L e seul type ancien de perle encore fabriqué en quantité aujourd'hui par les autochtones est le heishii, fabriqué par les Navajos et certains peuples pueblo. Les anciennes techniques sont encore utilisées. Les coquillages (en particulier les coquilles d'olive), les tranches de turquoise et parfois d'autres pierres semi-précieuses sont brisés en petits morceaux. Une perceuse à main fait un petit trou dans chaque pièce, en perçant des deux côtés si elle est épaisse. Les heishii sont ensuite enfilés. La ficelle est roulée sur un morceau de grès fin jusqu'à ce qu'elles soient lissées en cylindres uniformes autour du trou de ficelle. Plus le cordon est petit, plus il y a de travail, donc plus ils sont chers. Les colliers Heishii sont toujours nombreux - échoués, parfois tous identiques, mais les turquoises avec coquillage heishii sont également courantes.

Un nimal et d'autres figures sont sculptés dans des morceaux plats de turquoise ou de coquillage. Ceux-ci sont percés et enfilés entre des groupes de perles de coquillages "rocheux" ou en forme de turquoise, d'argent ou de heishii pour créer des colliers "d'histoire", où le conteur peut montrer aux enfants chaque personnage pendant qu'elle raconte l'histoire. Certains disent que les femmes ont d'abord eu l'idée de colliers d'histoires à partir du chapelet de prêtres catholiques. La plupart des colliers "de type histoire" achetés ne racontent en fait aucune histoire, mais les mères, les sœurs aînées, les grand-mères et les enseignants en fabriquent un pour s'adapter aux perles. (Les commerçants blancs ont donné aux colliers de conteurs le nom malheureux de « fétiche » suggérant à la fois une sorte de culte et une obsession psychologique.)

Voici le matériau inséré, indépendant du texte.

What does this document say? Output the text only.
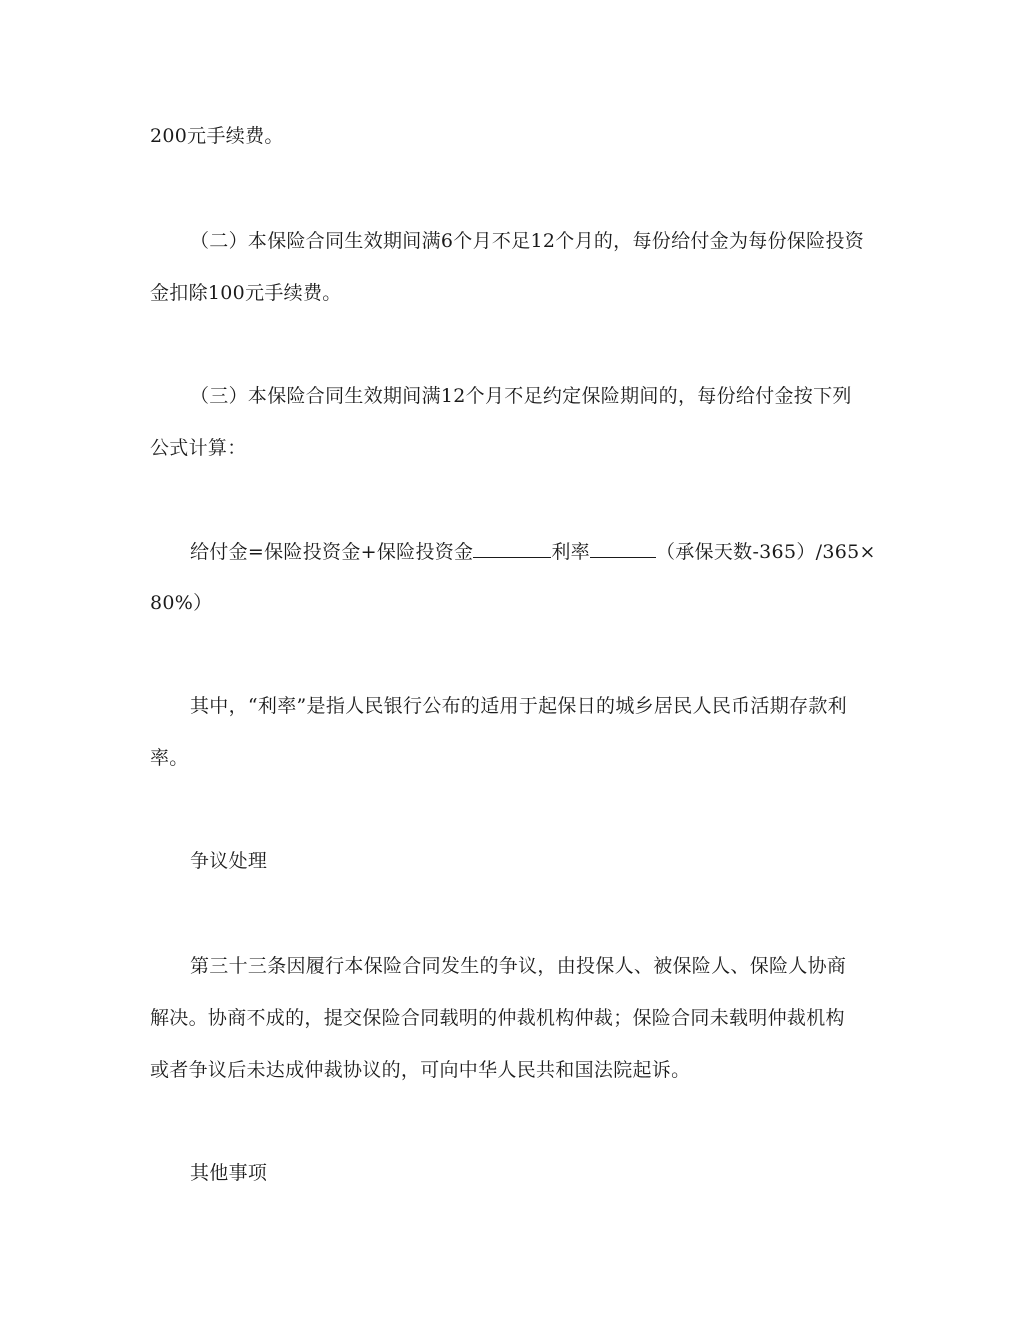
200元手续费。
（二）本保险合同生效期间满6个月不足12个月的，每份给付金为每份保险投资
金扣除100元手续费。
（三）本保险合同生效期间满12个月不足约定保险期间的，每份给付金按下列
公式计算：
给付金=保险投资金+保险投资金	利率	（承保天数-365）/365×
80%）
其中，“利率”是指人民银行公布的适用于起保日的城乡居民人民币活期存款利
率。
争议处理
第三十三条因履行本保险合同发生的争议，由投保人、被保险人、保险人协商
解决。协商不成的，提交保险合同载明的仲裁机构仲裁；保险合同未载明仲裁机构
或者争议后未达成仲裁协议的，可向中华人民共和国法院起诉。
其他事项
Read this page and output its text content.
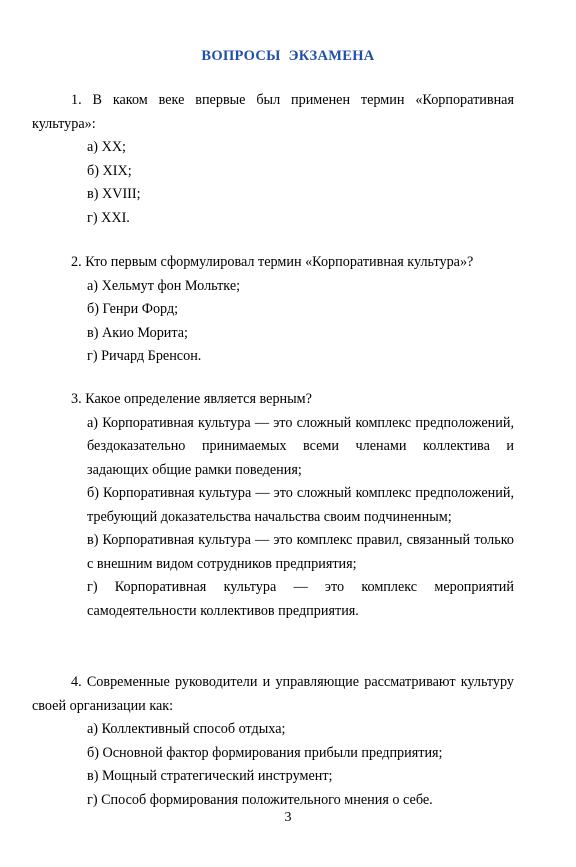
ВОПРОСЫ ЭКЗАМЕНА

1. В каком веке впервые был применен термин «Корпоративная культура»:

а) XX;

б) XIX;

в) XVIII;

г) XXI.

2. Кто первым сформулировал термин «Корпоративная культура»?

а) Хельмут фон Мольтке;

б) Генри Форд;

в) Акио Морита;

г) Ричард Бренсон.

3. Какое определение является верным?

а) Корпоративная культура — это сложный комплекс предположений, бездоказательно принимаемых всеми членами коллектива и задающих общие рамки поведения;

б) Корпоративная культура — это сложный комплекс предположений, требующий доказательства начальства своим подчиненным;

в) Корпоративная культура — это комплекс правил, связанный только с внешним видом сотрудников предприятия;

г) Корпоративная культура — это комплекс мероприятий самодеятельности коллективов предприятия.

4. Современные руководители и управляющие рассматривают культуру своей организации как:

а) Коллективный способ отдыха;

б) Основной фактор формирования прибыли предприятия;

в) Мощный стратегический инструмент;

г) Способ формирования положительного мнения о себе.

3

Les perles sont importantes dans les études archéologiques de l'histoire pré-européenne. Ils survivent bien des milliers d'années. Les perles de coquillages sont importantes parce que d'anciennes perles de coquillages se trouvent à des milliers de kilomètres des côtes marines, indiquant des contacts commerciaux entre les peuples anciens. La façon dont les perles sont fabriquées aide à montrer le niveau de technologie des anciens qui les ont fabriquées. Étant donné que les perles ne sont pas des outils, leur utilisation et leur production signifient qu'une tribu avait suffisamment de nourriture et d'abris pour passer du temps ou échanger des marchandises sur des ornements inutiles pour la survie physique. Cela signifie une culture plus complexe.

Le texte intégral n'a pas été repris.